Страница 1

 

Письмо №31 стр. 1

To your first — there's little to answer: "Can you do anything to help on the Society?" Want me to speak frankly? Well I say so: neither yourself nor the Lord Sang-gias Himself — so long as the equivocal position of the Founders is not perfectly and undeniably proved due to fiendish malice and a systematic intrigue — could help it on. That's the situation as I found it, as ordered by the chiefs. Watch the papers — all except two or three; the "dear old lady" ridiculed when not positively libelled, Olcott attacked by all the hell-hounds of the press and missions. A pamphlet headed "Theosophy" printed and circulated by the Christians at Tinevelly October 23rd on the day of O.'s arrival there with the Buddhist delegates — a pamphlet containing the Saturday Review article and another filthy, heavy attack by an American paper. The C. and M. of Lahore hardly missing a day without having some attack and other papers reprinting them, etc., etc.
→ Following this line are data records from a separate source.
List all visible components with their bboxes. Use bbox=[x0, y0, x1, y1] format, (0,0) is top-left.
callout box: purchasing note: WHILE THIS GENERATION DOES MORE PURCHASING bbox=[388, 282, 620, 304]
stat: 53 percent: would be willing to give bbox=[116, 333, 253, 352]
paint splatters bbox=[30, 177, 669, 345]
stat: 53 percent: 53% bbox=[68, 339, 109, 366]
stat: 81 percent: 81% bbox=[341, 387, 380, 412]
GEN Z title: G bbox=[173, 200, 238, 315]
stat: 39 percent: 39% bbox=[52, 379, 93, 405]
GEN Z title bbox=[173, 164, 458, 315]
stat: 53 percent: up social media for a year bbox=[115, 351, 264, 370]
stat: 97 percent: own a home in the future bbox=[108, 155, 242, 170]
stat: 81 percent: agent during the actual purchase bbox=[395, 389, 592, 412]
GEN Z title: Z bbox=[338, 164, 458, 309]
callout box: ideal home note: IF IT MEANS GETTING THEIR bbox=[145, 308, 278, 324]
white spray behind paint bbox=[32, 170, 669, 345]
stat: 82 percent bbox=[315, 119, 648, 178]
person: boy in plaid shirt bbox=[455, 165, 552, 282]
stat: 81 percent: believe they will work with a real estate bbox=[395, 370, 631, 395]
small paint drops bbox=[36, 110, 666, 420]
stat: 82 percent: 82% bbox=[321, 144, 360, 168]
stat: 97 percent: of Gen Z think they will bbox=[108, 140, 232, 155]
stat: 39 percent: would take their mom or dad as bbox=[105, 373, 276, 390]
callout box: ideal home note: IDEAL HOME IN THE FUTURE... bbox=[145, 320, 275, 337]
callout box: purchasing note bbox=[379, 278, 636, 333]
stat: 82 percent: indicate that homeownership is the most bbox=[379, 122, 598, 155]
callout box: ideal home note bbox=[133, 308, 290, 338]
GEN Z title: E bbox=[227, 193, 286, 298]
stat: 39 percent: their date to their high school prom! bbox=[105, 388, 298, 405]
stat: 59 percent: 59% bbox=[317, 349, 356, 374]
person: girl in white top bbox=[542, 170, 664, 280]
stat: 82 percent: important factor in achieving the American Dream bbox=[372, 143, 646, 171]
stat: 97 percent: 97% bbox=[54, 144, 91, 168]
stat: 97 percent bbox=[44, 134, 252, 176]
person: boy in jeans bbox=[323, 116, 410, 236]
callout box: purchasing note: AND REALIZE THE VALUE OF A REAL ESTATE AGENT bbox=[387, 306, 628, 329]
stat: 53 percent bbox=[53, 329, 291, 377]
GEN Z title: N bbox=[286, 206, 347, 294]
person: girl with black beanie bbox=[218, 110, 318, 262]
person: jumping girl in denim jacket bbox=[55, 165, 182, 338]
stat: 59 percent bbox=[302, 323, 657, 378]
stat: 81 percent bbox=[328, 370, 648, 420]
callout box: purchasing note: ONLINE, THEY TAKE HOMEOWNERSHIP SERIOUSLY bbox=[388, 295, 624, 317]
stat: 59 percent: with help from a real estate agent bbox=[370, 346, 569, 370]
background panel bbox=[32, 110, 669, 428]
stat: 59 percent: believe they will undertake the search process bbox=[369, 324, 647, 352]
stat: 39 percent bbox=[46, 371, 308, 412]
You English have your notions — we have our own upon the subject. If you keep the clean kerchief in your pocket and throw but the soiled one into the crowd — who will pick it up? Enough. We must have patience and do what, meanwhile, we can. My opinion is, that if your Rattigan is not quite a scoundrel, one of his papers having thrown and throwing daily dishonour upon an innocent woman, he would be the first to suggest you the idea of translating and publishing her uncle's letters (to you


Notes: 

The Lord Sang-gyas (sangs rgyas) is the Tibetan name for the Buddha.